The Bank of England said financial institutions should expect more scrutiny of their credit portfolios.
“The operating environment for firms remains challenging,” the central bank wrote in a letter to deposit takers Tuesday (Jan. 10). “The impact of increasing interest rates, inflation and high cost of living, geo-political uncertainty, and supply chain disruptions is expected to pose challenges to firms’ credit portfolios. Firms need to be ready for a prolonged period of stress.”
The letter noted that banks have strengthened their underwriting standards and forbearance tools and gotten more prepared to make collections in recent years.
“However, these enhancements are untested under the current combination of risk factors,” wrote Bank of England (BOE) officials David Bailey and Charles Woods. “Therefore, it is important that firms ensure their credit risk management practices are robust, portfolios are closely monitored, customer support and collections arrangements are appropriately scaled, and expected credit loss provisions are recognized in a timely manner.”
The BOE said in the letter its examination of firms’ credit risk management will include traditionally higher risk areas, such as retail credit card portfolios, unsecured personal loans, leveraged lending, commercial real estate, and small business lending.
The bank’s warning came weeks after it reported that the cost of borrowing for small- to medium-sized businesses (SMBs) has nearly doubled from the 2.5% rate at the end of 2021.
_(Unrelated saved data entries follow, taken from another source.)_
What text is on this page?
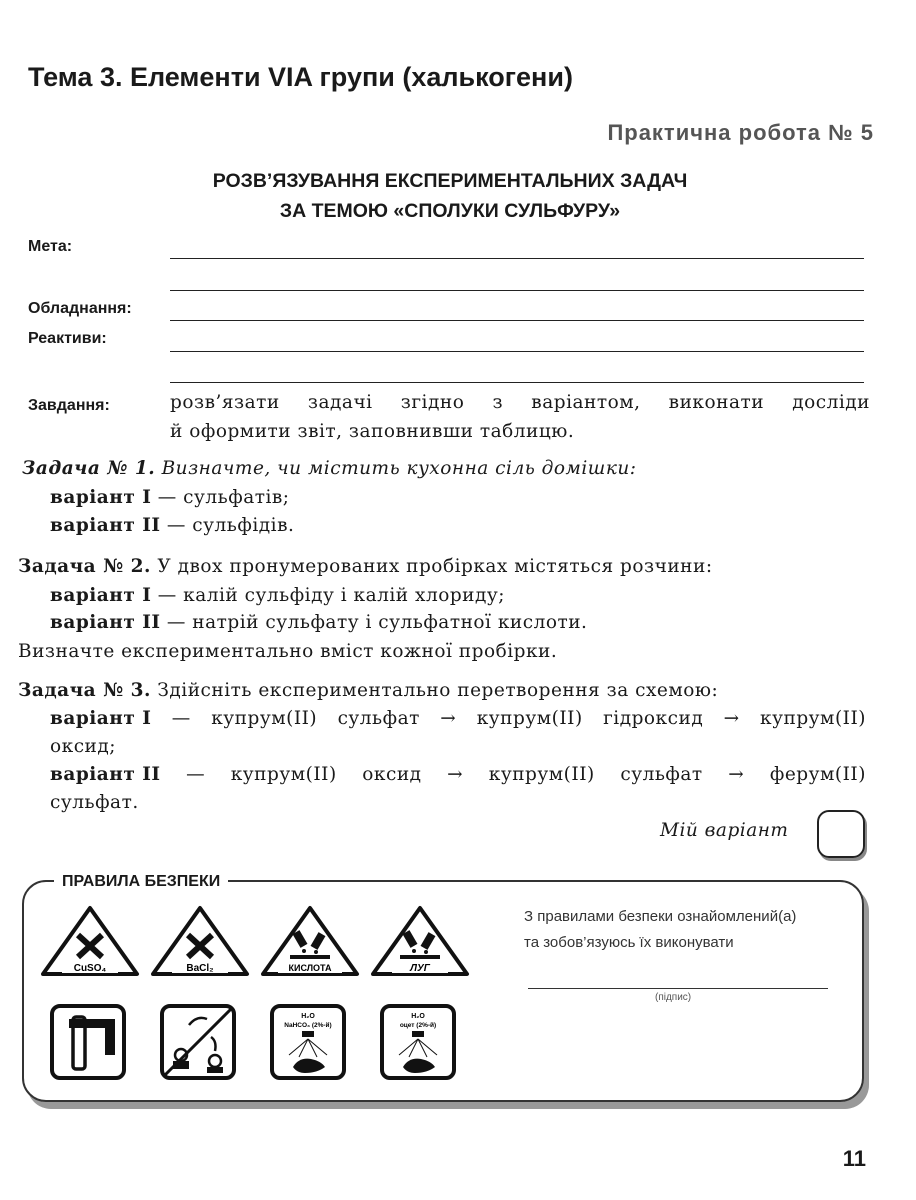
Тема 3. Елементи VIA групи (халькогени)
Практична робота № 5
РОЗВ’ЯЗУВАННЯ ЕКСПЕРИМЕНТАЛЬНИХ ЗАДАЧ
ЗА ТЕМОЮ «СПОЛУКИ СУЛЬФУРУ»
Мета:
Обладнання:
Реактиви:
Завдання:	розв’язати задачі згідно з варіантом, виконати досліди
й оформити звіт, заповнивши таблицю.
Задача № 1. Визначте, чи містить кухонна сіль домішки:
варіант I — сульфатів;
варіант II — сульфідів.
Задача № 2. У двох пронумерованих пробірках містяться розчини:
варіант I — калій сульфіду і калій хлориду;
варіант II — натрій сульфату і сульфатної кислоти.
Визначте експериментально вміст кожної пробірки.
Задача № 3. Здійсніть експериментально перетворення за схемою:
варіант I — купрум(II) сульфат → купрум(II) гідроксид → купрум(II)
оксид;
варіант II — купрум(II) оксид → купрум(II) сульфат → ферум(II)
сульфат.
Мій варіант
ПРАВИЛА БЕЗПЕКИ
CuSO₄	BaCl₂	КИСЛОТА	ЛУГ
H₂O
NaHCO₃ (2%-й)
H₂O
оцет (2%-й)
З правилами безпеки ознайомлений(а)
та зобов’язуюсь їх виконувати
(підпис)
11
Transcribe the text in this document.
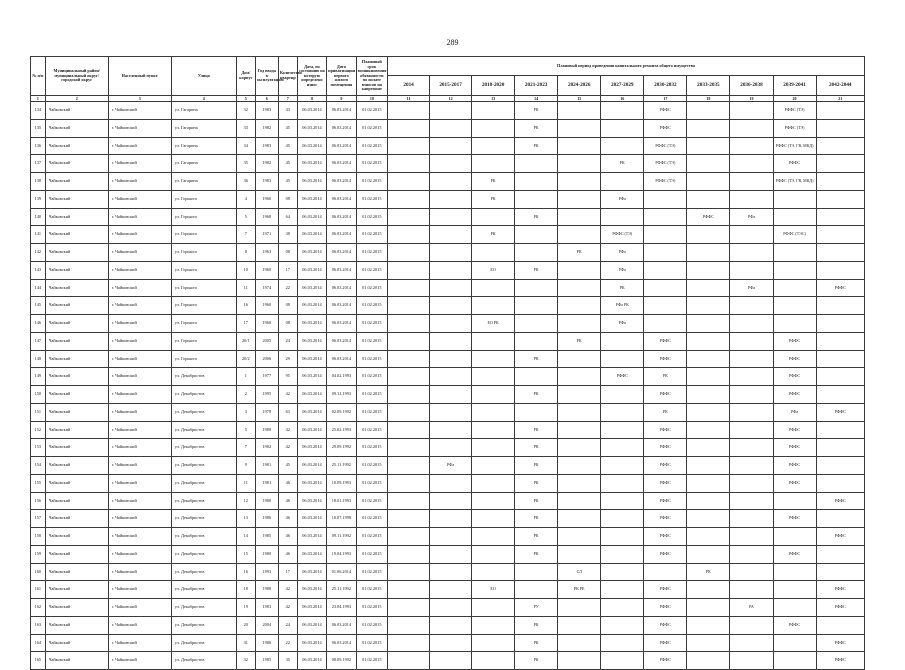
289
№ п/п	Муниципальный район/муниципальный округ/городской округ	Населенный пункт	Улица	Дом/ корпус	Год ввода в эксплуатацию	Количество квартир	Дата, по состоянию на которую определено износ	Дата приватизации первого жилого помещения	Плановый срок возникновения обязанности по оплате взносов на капремонт	Плановый период проведения капитального ремонта общего имущества										
										2014	2015-2017	2018-2020	2021-2023	2024-2026	2027-2029	2030-2032	2033-2035	2036-2038	2039-2041	2042-2044
1	2	3	4	5	6	7	8	9	10	11	12	13	14	15	16	17	18	19	20	21
134	Чайковский	г. Чайковский	ул. Гагарина	32	1983	43	06.03.2014	06.03.2014	01.02.2015				РК			РФФС			РФФС (ТЭ)	
135	Чайковский	г. Чайковский	ул. Гагарина	33	1982	45	06.03.2014	06.03.2014	01.02.2015				РК			РФФС			РФФС (ТЭ)	
136	Чайковский	г. Чайковский	ул. Гагарина	34	1983	45	06.03.2014	06.03.2014	01.02.2015				РК			РФФС (ТЭ)			РФФС (ТЭ, ГВ, МКД)	
137	Чайковский	г. Чайковский	ул. Гагарина	35	1982	45	06.03.2014	06.03.2014	01.02.2015						РК	РФФС (ТЭ)			РФФС	
138	Чайковский	г. Чайковский	ул. Гагарина	36	1983	45	06.03.2014	06.03.2014	01.02.2015			РК				РФФС (ТЭ)			РФФС (ТЭ, ГВ, МКД)	
139	Чайковский	г. Чайковский	ул. Горького	4	1960	08	06.03.2014	06.03.2014	01.02.2015			РК			РФа					
140	Чайковский	г. Чайковский	ул. Горького	5	1968	64	06.03.2014	06.03.2014	01.02.2015				РК				РФФС	РФа		
141	Чайковский	г. Чайковский	ул. Горького	7	1971	38	06.03.2014	06.03.2014	01.02.2015			РК			РФФС (ТЭ)				РФФС (ТЭС)	
142	Чайковский	г. Чайковский	ул. Горького	8	1963	08	06.03.2014	06.03.2014	01.02.2015					РК	РФа					
143	Чайковский	г. Чайковский	ул. Горького	10	1960	17	06.03.2014	06.03.2014	01.02.2015			ЕО	РК		РФа					
144	Чайковский	г. Чайковский	ул. Горького	11	1974	22	06.03.2014	06.03.2014	01.02.2015						РК			РФа		РФФС
145	Чайковский	г. Чайковский	ул. Горького	16	1960	08	06.03.2014	06.03.2014	01.02.2015						РФа РК					
146	Чайковский	г. Чайковский	ул. Горького	17	1960	08	06.03.2014	06.03.2014	01.02.2015			ЕО РК			РФа					
147	Чайковский	г. Чайковский	ул. Горького	20/1	2005	24	06.03.2014	06.03.2014	01.02.2015					РК		РФФС			РФФС	
148	Чайковский	г. Чайковский	ул. Горького	20/2	2006	29	06.03.2014	06.03.2014	01.02.2015				РК			РФФС			РФФС	
149	Чайковский	г. Чайковский	ул. Декабристов	1	1977	95	06.03.2014	04.02.1993	01.02.2015						РФФС	РК			РФФС	
150	Чайковский	г. Чайковский	ул. Декабристов	2	1995	42	06.03.2014	09.12.1993	01.02.2015				РК			РФФС			РФФС	
151	Чайковский	г. Чайковский	ул. Декабристов	3	1978	63	06.03.2014	02.09.1992	01.02.2015							РК			РФа	РФФС
152	Чайковский	г. Чайковский	ул. Декабристов	5	1980	42	06.03.2014	25.02.1993	01.02.2015				РК			РФФС			РФФС	
153	Чайковский	г. Чайковский	ул. Декабристов	7	1982	42	06.03.2014	29.09.1992	01.02.2015				РК			РФФС			РФФС	
154	Чайковский	г. Чайковский	ул. Декабристов	9	1981	45	06.03.2014	25.11.1992	01.02.2015		РФа		РК			РФФС			РФФС	
155	Чайковский	г. Чайковский	ул. Декабристов	11	1981	46	06.03.2014	10.09.1993	01.02.2015				РК			РФФС			РФФС	
156	Чайковский	г. Чайковский	ул. Декабристов	12	1980	46	06.03.2014	18.01.1993	01.02.2015				РК			РФФС				РФФС
157	Чайковский	г. Чайковский	ул. Декабристов	13	1986	46	06.03.2014	10.07.1998	01.02.2015				РК			РФФС			РФФС	
158	Чайковский	г. Чайковский	ул. Декабристов	14	1985	46	06.03.2014	09.11.1992	01.02.2015				РК			РФФС				РФФС
159	Чайковский	г. Чайковский	ул. Декабристов	15	1980	46	06.03.2014	19.04.1993	01.02.2015				РК			РФФС			РФФС	
160	Чайковский	г. Чайковский	ул. Декабристов	16	1993	17	06.03.2014	01.06.2014	01.02.2015					СЛ			РК			
161	Чайковский	г. Чайковский	ул. Декабристов	18	1988	42	06.03.2014	25.11.1992	01.02.2015			ЕО		РК РЕ		РФФС				РФФС
162	Чайковский	г. Чайковский	ул. Декабристов	19	1983	42	06.03.2014	23.04.1993	01.02.2015				РУ			РФФС		РА		РФФС
163	Чайковский	г. Чайковский	ул. Декабристов	20	2004	24	06.03.2014	06.03.2014	01.02.2015				РК			РФФС			РФФС	
164	Чайковский	г. Чайковский	ул. Декабристов	31	1986	22	06.03.2014	06.03.2014	01.02.2015				РК			РФФС				РФФС
165	Чайковский	г. Чайковский	ул. Декабристов	32	1985	35	06.03.2014	08.09.1992	01.02.2015				РК			РФФС				РФФС
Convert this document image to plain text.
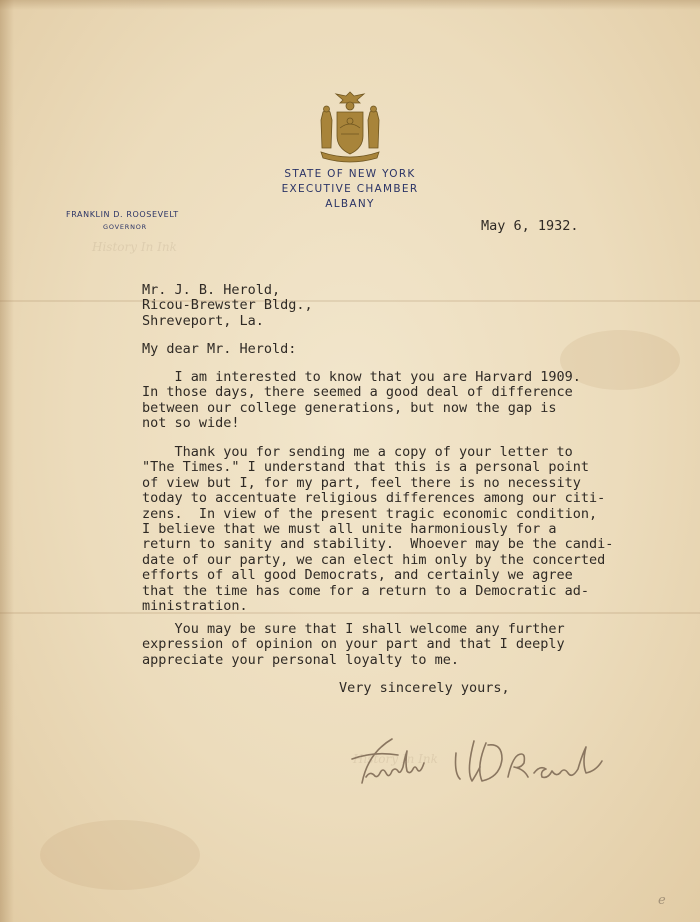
STATE OF NEW YORK
EXECUTIVE CHAMBER
ALBANY
FRANKLIN D. ROOSEVELT
GOVERNOR
History In Ink
May 6, 1932.
Mr. J. B. Herold,
Ricou-Brewster Bldg.,
Shreveport, La.
My dear Mr. Herold:
I am interested to know that you are Harvard 1909.
In those days, there seemed a good deal of difference
between our college generations, but now the gap is
not so wide!
Thank you for sending me a copy of your letter to
"The Times." I understand that this is a personal point
of view but I, for my part, feel there is no necessity
today to accentuate religious differences among our citi-
zens.  In view of the present tragic economic condition,
I believe that we must all unite harmoniously for a
return to sanity and stability.  Whoever may be the candi-
date of our party, we can elect him only by the concerted
efforts of all good Democrats, and certainly we agree
that the time has come for a return to a Democratic ad-
ministration.
You may be sure that I shall welcome any further
expression of opinion on your part and that I deeply
appreciate your personal loyalty to me.
Very sincerely yours,
History In Ink
e
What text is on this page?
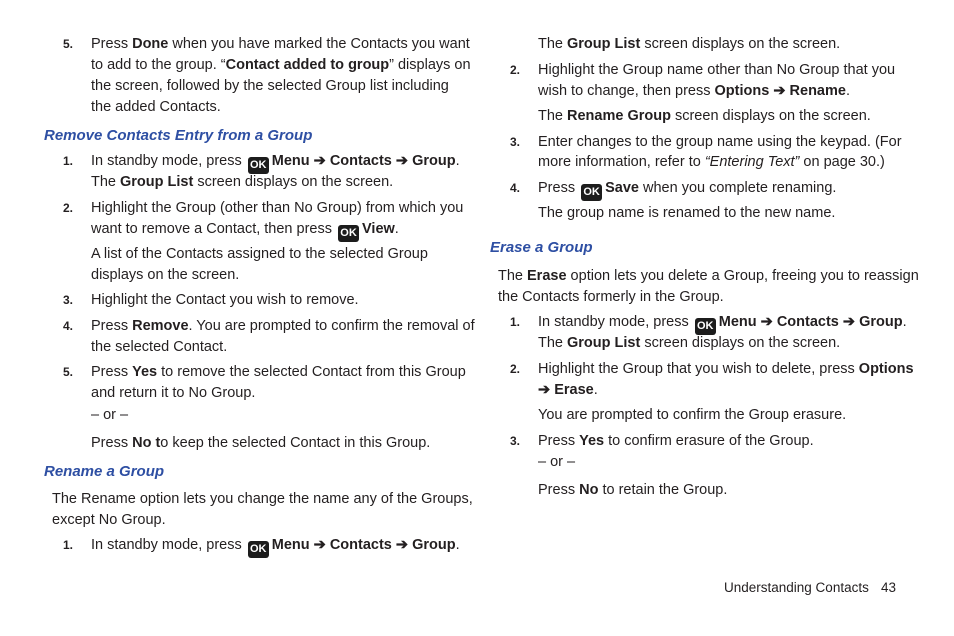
5. Press Done when you have marked the Contacts you want
to add to the group. “Contact added to group” displays on
the screen, followed by the selected Group list including
the added Contacts.
Remove Contacts Entry from a Group
1. In standby mode, press OK Menu ➔ Contacts ➔ Group.
The Group List screen displays on the screen.
2. Highlight the Group (other than No Group) from which you
want to remove a Contact, then press OK View.
A list of the Contacts assigned to the selected Group
displays on the screen.
3. Highlight the Contact you wish to remove.
4. Press Remove. You are prompted to confirm the removal of
the selected Contact.
5. Press Yes to remove the selected Contact from this Group
and return it to No Group.
– or –
Press No to keep the selected Contact in this Group.
Rename a Group
The Rename option lets you change the name any of the Groups,
except No Group.
1. In standby mode, press OK Menu ➔ Contacts ➔ Group.
The Group List screen displays on the screen.
2. Highlight the Group name other than No Group that you
wish to change, then press Options ➔ Rename.
The Rename Group screen displays on the screen.
3. Enter changes to the group name using the keypad. (For
more information, refer to “Entering Text” on page 30.)
4. Press OK Save when you complete renaming.
The group name is renamed to the new name.
Erase a Group
The Erase option lets you delete a Group, freeing you to reassign
the Contacts formerly in the Group.
1. In standby mode, press OK Menu ➔ Contacts ➔ Group.
The Group List screen displays on the screen.
2. Highlight the Group that you wish to delete, press Options
➔ Erase.
You are prompted to confirm the Group erasure.
3. Press Yes to confirm erasure of the Group.
– or –
Press No to retain the Group.
Understanding Contacts 43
A report last month by the BOE said total outstanding SMB debt has also risen by around 20% in the past three years, while the proportion of SMB debt in arrears has gone from 2% to 2.4% during the preceding year.
The increased cost of borrowing is to be expected, as the BOE has implemented a series of rate hikes this year.
But while the rising cost of new SMB bank debt follows a broader pattern affecting all borrowers, smaller businesses are particularly vulnerable to macroeconomic headwinds, given their typically lower liquidity and already steeper cost of borrowing.
For example, the British Business Bank — a government-backed development bank created in 2014 to help boost the supply of credit to small businesses — warned in its annual report that “serious headwinds” pose a material risk to SMBs for whom “the coming years are likely to be challenging.”
The BOE said last year it would begin stress testing nonbank financial institutions for the first time. One of the biggest worries for the central banks are liability-driven investment (LDI) funds, to which many U.K. citizens’ pension plans are exposed.